About a month ago I started getting cramps in my toes at night. Now it has gotten so it will start as tingling. It can be either foot. I will get up and walk and go back to bed. It doesn't get alot better and by the end of the night it will be sore up the side of my leg (no higher than my knee). Rubbing my foot or leg just makes it move higher. Can be extremely painful. During the day I may get some tingling and a little stiffness but nothing like what I get at night. Also get a little tingling in hands, but not anything like the feet and legs. What could this be? Should I go to the doctor immediately or is there something I can do to see if it clears up? A few years ago I had tingling in back of leg and had an ultrasound to check for clot. It was normal.
I am 47, and in the long process of going thru menopause.
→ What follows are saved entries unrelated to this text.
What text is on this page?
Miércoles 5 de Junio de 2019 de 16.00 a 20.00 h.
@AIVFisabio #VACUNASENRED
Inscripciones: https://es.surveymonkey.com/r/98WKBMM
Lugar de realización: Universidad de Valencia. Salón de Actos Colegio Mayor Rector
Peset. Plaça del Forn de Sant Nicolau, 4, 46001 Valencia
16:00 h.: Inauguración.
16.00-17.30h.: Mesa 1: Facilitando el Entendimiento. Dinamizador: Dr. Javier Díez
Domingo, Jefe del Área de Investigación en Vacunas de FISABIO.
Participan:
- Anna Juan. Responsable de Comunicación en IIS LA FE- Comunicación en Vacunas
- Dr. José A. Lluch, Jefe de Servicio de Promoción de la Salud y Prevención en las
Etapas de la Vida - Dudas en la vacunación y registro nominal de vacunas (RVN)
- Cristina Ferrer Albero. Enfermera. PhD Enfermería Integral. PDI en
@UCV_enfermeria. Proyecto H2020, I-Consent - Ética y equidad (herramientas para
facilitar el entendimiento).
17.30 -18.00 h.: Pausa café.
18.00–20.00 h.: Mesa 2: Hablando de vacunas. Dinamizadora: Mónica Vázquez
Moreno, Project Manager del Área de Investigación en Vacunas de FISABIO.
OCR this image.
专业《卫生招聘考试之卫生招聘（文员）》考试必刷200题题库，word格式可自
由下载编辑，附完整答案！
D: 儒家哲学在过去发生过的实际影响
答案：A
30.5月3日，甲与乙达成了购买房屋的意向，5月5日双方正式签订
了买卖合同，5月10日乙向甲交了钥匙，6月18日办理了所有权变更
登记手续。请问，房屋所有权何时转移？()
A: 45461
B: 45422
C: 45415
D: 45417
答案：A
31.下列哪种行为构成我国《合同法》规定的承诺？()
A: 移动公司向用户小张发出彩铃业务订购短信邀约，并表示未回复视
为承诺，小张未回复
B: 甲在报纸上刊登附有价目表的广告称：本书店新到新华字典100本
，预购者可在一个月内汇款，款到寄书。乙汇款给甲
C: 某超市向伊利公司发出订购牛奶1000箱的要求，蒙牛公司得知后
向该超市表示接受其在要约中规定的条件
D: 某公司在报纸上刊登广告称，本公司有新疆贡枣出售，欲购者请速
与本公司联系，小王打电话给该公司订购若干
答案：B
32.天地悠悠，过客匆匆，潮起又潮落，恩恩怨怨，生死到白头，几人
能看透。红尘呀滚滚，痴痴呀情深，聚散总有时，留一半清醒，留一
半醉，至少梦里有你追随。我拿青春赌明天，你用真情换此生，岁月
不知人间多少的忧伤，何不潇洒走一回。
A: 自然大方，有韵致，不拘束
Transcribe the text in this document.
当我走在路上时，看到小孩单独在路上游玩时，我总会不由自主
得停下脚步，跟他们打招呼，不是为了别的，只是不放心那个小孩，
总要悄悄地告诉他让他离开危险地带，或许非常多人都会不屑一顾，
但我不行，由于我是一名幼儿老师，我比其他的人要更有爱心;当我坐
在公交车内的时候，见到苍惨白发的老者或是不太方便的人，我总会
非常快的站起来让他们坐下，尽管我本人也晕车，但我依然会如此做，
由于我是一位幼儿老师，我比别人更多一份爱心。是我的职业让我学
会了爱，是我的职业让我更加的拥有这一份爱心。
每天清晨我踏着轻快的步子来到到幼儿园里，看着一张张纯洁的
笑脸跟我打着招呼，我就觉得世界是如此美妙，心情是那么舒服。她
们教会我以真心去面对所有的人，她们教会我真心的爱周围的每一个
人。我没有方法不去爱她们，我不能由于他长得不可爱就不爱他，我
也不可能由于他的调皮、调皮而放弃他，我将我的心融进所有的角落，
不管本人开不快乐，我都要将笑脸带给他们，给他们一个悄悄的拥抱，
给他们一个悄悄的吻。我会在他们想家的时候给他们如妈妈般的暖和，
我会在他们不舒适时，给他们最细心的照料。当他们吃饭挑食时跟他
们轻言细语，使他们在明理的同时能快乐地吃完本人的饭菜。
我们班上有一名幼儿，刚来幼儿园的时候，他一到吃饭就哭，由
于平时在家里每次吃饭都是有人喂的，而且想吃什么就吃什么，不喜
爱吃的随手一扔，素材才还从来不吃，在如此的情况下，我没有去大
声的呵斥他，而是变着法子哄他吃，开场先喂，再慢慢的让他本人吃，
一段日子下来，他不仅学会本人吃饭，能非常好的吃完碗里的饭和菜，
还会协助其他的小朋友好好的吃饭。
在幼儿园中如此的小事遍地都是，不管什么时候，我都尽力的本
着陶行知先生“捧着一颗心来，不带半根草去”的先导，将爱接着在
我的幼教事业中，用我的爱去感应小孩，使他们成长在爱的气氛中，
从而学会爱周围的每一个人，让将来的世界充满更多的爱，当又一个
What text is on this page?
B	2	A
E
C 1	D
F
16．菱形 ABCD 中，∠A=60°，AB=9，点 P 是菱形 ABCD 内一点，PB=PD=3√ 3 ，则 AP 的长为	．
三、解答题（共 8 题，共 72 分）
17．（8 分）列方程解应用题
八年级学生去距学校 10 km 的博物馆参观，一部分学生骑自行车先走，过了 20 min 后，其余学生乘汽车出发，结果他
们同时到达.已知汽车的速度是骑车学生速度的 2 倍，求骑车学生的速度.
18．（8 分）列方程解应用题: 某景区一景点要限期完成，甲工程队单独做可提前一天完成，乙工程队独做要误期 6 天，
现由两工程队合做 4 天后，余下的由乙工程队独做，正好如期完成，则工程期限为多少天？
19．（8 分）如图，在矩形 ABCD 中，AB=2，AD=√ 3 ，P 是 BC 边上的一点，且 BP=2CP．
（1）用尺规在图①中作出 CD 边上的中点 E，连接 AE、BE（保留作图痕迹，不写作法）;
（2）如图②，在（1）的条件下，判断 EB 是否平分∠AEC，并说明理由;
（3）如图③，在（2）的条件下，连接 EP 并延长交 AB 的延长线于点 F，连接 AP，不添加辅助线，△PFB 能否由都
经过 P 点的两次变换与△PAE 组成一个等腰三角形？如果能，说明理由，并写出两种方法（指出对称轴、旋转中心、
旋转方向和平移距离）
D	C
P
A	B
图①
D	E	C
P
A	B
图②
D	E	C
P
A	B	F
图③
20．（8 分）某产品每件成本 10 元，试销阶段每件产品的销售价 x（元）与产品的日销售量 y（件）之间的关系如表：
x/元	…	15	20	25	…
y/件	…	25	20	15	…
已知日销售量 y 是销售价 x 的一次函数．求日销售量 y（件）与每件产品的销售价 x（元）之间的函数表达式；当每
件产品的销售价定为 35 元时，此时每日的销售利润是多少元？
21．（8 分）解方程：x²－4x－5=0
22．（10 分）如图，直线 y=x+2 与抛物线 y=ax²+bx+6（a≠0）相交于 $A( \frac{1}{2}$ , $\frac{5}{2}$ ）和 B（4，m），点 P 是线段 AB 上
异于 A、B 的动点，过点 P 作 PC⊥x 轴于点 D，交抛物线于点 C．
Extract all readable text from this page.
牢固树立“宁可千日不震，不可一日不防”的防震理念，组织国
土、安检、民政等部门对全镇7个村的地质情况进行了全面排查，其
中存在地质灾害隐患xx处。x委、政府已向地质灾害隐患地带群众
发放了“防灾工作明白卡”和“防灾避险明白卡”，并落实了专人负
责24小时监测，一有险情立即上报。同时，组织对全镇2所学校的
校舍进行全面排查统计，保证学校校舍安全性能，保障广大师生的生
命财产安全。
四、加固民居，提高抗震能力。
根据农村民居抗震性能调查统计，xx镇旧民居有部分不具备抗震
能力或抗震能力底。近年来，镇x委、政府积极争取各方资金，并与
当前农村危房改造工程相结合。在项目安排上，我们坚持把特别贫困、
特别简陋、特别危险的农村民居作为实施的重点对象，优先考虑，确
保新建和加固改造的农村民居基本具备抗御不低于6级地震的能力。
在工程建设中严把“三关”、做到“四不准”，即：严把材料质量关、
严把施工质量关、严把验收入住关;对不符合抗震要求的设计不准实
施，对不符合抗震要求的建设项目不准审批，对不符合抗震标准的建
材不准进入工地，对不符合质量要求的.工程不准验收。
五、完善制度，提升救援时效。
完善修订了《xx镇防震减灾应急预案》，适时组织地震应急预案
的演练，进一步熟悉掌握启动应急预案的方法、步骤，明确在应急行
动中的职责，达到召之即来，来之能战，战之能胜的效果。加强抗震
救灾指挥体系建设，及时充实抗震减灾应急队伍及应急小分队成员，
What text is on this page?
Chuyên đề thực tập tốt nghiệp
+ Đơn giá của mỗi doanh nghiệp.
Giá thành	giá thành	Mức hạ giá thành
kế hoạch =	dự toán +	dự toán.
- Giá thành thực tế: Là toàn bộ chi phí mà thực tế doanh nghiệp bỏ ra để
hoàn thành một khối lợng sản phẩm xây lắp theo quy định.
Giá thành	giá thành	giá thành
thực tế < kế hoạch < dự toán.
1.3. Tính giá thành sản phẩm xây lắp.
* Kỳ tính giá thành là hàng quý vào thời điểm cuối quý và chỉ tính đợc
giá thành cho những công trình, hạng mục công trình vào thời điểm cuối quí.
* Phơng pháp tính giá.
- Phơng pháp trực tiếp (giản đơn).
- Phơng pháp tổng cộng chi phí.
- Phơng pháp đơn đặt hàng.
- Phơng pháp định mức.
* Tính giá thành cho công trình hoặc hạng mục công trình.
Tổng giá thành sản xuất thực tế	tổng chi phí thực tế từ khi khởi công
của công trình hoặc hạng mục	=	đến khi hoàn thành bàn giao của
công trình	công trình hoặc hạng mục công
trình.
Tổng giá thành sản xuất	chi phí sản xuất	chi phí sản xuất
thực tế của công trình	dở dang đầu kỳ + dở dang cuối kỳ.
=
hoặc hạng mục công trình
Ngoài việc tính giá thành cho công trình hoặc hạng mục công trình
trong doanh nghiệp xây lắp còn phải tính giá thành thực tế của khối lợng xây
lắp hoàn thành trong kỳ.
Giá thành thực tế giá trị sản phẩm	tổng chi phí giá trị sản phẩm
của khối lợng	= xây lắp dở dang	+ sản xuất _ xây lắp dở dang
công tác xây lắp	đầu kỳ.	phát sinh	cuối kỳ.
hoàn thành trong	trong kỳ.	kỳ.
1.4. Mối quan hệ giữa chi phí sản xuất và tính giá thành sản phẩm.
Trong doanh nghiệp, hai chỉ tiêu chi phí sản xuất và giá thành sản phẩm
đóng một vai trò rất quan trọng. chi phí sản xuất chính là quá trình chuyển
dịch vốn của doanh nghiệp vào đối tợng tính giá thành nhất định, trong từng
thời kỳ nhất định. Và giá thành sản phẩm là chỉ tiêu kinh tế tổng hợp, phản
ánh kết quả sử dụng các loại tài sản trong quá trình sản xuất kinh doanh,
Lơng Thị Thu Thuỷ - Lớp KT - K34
Have had alot of problems with ovarian pain and hot flashes. Don't believe this would be related to the tingling feet problem. I am not on any medication other than St.John Wort for a few months for feeling blue with menopause. I started cutting back on that the last few days.
What you describe could very well be nothing more than Nocturnal "night-time" Leg Cramps. This can be treated quite easily with a medication known as "Quinine" and some stretching exercises before bed. Other possibilities include certain types of RADICULOPATHY.
Radiculopathy is a term used to describe pain, weakness, numbness or abnormal sensations being felt through an area of the body that is controlled (innervated) by a particular nerve or grouping of nerves.
With "cervical radiculopthy" there is some irritation of the nerves originating in the spine of the neck. These nerves normally leave the spine and travel to the neck, shoulders, arms and hands. If there is severe muscle spasm or a disc abnormality, such as a slipped disc between the bones of the spine, irritation of this nerve or nerves result and symptoms of radiculopathy may be present. With "lumbar" radiculopathy, the situation refers to irritation of the nerve or nerves leaving the spine of the lower back resulting in radiculopathy involving the hips, legs, feet and toes.
Evaluation of Radiculopathy
With both cervical and lumbar radiculopathy, the doctor will want to do a thorough examination to determine the extent of the weakness or numbness present. The best test to consider is an MRI. This will demonstrate if there are disc abnormalities which could be causing pressure to be placed on the nerves in question. Other tests such as nerve conduction studies may be considered. These help demonstrate the ability of the nerve to pass its "message" through the nerve fibers to the arm or leg.
The doctor may prescribe anti-inflammatory medication, rest, physical therapy and muscle relaxants initially. If the symptoms don't resolve, surgical consultation with an orthopedic surgeon or neurosurgeon may be necessary.
I would recommend seeing the doctor to have this looked into further. It is possible that the "stress" of menopause is adding to the problem. It is quite unlikely that St. John's Wort is causing any of the symptoms you mention.